(James Salter and Robert Phelps, via Narrative magazine)
On 12 June (close enough) 1975, in a letter to Robert Phelps, James Salter wrote: ‘Why is it so difficult to assemble those things that really matter in life and to dwell among them only? I am referring to certain landscapes, persons, beasts, books, rooms, meteorological conditions, fruits. In fact, I insist on it.’[1]
Why is it so difficult? The temptation for a lot of readers would be simply to answer: ‘Money.’ But it’s rarely simply a question of money.
Towards the end of Ford Madox Ford’s The Good Soldier, the narrator, John Dowell, asks: ‘Why can’t people have what they want? The things were all there to content everybody; yet everybody has the wrong thing. Perhaps you can make head or tail of it; it is beyond me.’[2]

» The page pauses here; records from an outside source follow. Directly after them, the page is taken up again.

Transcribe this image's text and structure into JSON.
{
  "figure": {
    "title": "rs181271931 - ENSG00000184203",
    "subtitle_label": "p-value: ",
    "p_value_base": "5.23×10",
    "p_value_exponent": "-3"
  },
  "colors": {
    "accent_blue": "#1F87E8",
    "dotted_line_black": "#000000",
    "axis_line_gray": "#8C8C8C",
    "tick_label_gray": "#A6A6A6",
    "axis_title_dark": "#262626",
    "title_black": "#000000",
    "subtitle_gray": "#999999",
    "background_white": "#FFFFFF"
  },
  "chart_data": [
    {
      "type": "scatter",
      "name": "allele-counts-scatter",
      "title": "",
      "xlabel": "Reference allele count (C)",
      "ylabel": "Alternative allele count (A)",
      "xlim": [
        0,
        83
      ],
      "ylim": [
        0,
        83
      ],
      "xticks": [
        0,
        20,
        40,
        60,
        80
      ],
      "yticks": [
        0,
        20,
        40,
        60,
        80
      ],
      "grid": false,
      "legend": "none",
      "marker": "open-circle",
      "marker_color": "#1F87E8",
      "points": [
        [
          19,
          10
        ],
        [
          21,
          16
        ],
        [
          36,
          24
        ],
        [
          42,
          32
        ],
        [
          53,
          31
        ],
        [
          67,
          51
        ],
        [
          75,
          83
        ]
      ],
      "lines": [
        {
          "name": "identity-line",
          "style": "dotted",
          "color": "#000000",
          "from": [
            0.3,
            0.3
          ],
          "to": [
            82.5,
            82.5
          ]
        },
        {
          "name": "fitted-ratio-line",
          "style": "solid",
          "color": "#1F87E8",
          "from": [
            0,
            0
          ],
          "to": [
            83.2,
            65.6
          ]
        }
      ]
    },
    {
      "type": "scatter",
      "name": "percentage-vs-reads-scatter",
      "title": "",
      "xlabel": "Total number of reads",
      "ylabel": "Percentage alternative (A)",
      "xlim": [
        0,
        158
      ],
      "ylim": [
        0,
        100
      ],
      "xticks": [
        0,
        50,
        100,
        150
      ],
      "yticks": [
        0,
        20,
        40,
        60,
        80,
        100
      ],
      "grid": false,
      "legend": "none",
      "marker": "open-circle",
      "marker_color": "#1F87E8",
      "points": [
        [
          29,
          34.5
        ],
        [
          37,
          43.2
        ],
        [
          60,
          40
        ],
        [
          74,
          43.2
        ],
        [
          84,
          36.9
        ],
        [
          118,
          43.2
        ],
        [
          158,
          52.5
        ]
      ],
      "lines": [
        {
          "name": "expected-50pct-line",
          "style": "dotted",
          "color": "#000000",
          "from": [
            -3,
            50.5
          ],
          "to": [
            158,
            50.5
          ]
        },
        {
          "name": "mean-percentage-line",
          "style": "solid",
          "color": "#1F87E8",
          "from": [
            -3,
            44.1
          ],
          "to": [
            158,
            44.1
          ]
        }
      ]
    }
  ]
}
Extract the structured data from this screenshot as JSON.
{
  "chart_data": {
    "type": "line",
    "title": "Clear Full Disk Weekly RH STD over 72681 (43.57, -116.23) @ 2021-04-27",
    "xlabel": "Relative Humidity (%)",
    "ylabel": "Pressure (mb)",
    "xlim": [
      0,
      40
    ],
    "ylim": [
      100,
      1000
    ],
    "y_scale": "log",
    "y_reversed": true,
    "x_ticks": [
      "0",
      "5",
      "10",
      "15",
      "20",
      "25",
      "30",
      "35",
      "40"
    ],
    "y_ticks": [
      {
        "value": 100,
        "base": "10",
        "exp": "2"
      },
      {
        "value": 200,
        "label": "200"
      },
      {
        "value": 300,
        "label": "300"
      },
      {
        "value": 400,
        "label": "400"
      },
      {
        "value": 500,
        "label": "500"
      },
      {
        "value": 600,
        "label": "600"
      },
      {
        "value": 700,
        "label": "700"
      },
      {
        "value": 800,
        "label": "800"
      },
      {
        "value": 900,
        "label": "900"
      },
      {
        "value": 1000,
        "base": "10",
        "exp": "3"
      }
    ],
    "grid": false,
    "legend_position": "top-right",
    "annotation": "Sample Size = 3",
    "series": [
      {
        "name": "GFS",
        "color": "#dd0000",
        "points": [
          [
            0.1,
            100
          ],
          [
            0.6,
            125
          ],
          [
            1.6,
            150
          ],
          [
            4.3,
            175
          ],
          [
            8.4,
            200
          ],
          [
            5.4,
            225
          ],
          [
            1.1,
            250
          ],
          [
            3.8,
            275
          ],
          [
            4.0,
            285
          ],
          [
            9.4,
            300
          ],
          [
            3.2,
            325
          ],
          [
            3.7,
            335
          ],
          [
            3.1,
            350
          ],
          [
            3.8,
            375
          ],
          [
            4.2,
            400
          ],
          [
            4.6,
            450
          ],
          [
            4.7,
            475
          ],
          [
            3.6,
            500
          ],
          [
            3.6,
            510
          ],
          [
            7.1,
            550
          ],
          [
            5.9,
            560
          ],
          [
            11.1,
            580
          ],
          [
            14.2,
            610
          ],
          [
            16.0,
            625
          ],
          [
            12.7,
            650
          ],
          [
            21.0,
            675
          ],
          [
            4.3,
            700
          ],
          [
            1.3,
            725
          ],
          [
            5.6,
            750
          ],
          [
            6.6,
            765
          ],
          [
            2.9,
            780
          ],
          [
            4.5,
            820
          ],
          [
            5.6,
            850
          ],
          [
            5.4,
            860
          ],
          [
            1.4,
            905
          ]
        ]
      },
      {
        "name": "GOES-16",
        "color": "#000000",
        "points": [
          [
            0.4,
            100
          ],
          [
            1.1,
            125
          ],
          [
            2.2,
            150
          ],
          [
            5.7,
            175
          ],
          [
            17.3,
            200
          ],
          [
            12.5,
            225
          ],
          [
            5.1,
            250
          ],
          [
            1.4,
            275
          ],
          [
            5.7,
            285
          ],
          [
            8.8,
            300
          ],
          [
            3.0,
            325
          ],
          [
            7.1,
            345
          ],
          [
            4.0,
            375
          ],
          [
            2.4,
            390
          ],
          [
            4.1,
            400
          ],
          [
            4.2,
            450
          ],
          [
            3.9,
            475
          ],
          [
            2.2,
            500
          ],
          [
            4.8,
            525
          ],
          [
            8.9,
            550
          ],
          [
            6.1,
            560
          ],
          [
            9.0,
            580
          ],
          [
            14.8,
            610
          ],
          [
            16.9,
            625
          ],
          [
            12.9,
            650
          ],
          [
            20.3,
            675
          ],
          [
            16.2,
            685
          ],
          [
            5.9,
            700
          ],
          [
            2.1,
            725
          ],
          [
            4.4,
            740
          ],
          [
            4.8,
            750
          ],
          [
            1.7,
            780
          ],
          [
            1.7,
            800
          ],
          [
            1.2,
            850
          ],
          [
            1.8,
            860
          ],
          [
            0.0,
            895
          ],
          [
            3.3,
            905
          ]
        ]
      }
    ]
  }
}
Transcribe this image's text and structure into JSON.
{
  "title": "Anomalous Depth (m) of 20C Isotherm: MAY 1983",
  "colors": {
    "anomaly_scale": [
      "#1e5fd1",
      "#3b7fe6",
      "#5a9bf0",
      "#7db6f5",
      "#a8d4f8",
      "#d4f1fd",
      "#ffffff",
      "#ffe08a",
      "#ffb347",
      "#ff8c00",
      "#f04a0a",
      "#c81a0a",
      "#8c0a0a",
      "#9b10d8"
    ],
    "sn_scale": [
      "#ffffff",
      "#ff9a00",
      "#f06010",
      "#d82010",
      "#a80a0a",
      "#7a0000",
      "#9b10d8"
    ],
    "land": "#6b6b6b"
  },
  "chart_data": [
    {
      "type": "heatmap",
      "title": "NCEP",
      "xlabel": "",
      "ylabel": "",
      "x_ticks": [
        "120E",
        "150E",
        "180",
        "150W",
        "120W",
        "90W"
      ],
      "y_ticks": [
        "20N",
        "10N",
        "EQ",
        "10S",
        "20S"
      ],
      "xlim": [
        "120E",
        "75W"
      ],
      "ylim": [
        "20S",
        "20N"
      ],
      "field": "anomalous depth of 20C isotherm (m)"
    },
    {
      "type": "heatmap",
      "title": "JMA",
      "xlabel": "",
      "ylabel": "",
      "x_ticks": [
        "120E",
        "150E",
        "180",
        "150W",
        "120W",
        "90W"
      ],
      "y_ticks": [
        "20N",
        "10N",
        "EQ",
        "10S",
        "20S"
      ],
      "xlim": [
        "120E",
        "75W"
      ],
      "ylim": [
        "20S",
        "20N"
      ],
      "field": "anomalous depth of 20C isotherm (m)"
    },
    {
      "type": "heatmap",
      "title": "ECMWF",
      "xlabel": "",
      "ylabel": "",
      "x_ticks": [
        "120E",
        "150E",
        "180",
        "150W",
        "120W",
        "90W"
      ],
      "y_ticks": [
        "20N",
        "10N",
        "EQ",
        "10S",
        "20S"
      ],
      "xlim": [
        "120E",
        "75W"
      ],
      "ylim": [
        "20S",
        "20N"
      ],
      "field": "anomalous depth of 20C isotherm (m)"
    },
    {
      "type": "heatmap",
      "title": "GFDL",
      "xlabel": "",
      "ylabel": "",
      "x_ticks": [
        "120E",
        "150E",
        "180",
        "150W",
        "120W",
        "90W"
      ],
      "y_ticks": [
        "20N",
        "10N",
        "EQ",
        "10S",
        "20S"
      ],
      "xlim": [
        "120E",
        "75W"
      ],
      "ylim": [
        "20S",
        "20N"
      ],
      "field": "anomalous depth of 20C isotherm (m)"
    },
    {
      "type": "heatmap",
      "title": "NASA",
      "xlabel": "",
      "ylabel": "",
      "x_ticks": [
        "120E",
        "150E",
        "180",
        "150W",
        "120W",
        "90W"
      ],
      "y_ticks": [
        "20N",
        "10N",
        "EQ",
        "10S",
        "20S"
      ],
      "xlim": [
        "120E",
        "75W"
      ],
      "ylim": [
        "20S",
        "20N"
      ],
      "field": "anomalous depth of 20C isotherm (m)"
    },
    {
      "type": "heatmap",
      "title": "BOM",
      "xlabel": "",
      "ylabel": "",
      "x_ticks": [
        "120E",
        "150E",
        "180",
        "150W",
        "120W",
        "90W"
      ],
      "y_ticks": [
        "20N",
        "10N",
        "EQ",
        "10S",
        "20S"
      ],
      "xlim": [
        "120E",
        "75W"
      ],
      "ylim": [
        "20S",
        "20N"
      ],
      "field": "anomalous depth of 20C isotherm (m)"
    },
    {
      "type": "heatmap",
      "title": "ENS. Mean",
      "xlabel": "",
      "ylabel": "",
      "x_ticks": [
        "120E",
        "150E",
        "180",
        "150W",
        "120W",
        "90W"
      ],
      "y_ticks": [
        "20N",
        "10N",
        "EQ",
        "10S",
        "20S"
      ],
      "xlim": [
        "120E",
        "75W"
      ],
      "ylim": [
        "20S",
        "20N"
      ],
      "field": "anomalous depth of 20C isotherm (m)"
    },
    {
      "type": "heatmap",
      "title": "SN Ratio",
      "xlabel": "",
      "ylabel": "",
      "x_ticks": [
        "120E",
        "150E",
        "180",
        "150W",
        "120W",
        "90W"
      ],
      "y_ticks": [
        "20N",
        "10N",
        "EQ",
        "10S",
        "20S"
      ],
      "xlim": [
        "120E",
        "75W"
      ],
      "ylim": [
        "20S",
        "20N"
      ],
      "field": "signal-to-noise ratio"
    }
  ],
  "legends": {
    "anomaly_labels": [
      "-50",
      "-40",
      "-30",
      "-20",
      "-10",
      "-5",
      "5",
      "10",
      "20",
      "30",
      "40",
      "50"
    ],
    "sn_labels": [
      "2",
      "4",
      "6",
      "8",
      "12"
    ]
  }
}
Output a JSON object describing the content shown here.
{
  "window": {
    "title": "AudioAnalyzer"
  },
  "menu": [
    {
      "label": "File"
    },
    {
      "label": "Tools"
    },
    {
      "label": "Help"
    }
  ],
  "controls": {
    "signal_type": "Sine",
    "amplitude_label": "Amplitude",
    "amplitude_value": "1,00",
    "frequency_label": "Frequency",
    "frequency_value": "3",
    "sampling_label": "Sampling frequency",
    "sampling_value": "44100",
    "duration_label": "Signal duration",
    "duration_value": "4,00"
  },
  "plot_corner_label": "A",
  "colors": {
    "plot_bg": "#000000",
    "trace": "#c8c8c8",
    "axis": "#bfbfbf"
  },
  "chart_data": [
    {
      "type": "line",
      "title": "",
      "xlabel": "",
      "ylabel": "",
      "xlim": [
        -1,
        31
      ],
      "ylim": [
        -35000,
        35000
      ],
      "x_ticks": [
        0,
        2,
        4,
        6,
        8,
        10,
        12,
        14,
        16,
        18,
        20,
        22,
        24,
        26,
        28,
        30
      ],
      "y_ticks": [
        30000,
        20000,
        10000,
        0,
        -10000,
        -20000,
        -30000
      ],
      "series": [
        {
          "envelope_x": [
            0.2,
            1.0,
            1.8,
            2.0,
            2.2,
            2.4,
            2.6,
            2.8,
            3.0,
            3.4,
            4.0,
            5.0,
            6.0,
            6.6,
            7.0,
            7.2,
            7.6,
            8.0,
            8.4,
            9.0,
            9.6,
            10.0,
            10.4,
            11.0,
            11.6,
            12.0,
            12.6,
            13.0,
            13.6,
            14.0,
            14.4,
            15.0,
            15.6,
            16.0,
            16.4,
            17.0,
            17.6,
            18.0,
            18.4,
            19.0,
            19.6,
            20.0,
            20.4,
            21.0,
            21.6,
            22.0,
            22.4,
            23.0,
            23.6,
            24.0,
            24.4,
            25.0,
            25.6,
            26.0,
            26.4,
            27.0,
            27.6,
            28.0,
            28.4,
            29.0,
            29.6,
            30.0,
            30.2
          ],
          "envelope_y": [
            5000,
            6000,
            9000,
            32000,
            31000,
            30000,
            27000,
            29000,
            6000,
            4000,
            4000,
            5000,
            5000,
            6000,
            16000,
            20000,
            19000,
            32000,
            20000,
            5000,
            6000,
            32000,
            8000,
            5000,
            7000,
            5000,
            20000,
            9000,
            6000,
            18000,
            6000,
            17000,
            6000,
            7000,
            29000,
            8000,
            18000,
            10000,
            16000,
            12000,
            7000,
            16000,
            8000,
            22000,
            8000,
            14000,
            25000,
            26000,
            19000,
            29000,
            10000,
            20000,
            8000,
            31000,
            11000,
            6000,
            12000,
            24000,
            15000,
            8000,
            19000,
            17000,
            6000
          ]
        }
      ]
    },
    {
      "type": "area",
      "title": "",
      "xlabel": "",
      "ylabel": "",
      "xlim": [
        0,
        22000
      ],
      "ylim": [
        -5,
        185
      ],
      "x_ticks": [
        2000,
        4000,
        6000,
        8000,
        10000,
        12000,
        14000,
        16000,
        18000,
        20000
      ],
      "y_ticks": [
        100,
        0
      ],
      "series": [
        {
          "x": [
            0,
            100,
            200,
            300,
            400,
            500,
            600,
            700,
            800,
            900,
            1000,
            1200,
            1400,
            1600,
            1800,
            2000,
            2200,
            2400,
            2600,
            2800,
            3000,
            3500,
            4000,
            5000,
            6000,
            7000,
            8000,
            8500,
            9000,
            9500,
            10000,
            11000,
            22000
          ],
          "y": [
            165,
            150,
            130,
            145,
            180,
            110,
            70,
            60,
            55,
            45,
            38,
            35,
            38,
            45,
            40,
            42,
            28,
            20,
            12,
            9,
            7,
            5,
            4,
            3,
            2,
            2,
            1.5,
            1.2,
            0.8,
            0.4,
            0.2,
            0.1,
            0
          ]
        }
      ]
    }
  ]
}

The four main characters in Ford’s novel are not short of cash and ‘everybody has the wrong thing’ gets a little closer to the real point. In what may—or certainly should—be a defining moment in the election campaign, the Prime Minister answered a nurse who had asked why her net pay had not increased in the past eight years by saying: ‘there isn’t a magic money tree that we can shake that suddenly provides for everything that people want.’ Apart from the sheer offensiveness of that response, the untruth was also very striking. As several commentators have pointed out in the past few days, if we’re talking about banks or controversial weapons systems, there certainly is a magic money tree, to the tune of tens—or hundreds—of billions of pounds. It is always a matter of choices, always a matter of priorities. (And these days, when a politician refers—with furrowed brow—to the need to make ‘difficult choices’, you know they mean ‘choosing to make life more difficult for you suckers’.)
https://www.theguardian.com/commentisfree/2017/jun/06/magic-money-tree-theresa-may-banks-nurses
We don’t pay nurses properly or seriously tackle the housing crisis or sufficiently fund education or social care or local councils not because there isn’t sufficient money to do so but because the government chooses not to.
Obviously, some voters believe or assume that the government’s current priorities are the right ones. Others think that the important things are the ones that identify a truly civilised society: education, health, housing, the environment, social care, a humane welfare system, public libraries, pavements that you can actually walk on, stuff like that.
Can it change? Of course it can. Will it change? We should have a better idea, come Friday morning.
References
[1] Memorable Days: The Selected Letters of James Salter and Robert Phelps, edited by John McIntyre, foreword by Michael Dirda (Berkeley: Counterpoint, 2010), 143-144.
[2] Ford, The Good Soldier: A Tale of Passion (1915; edited by Max Saunders, Oxford: Oxford University Press, 2012), 181.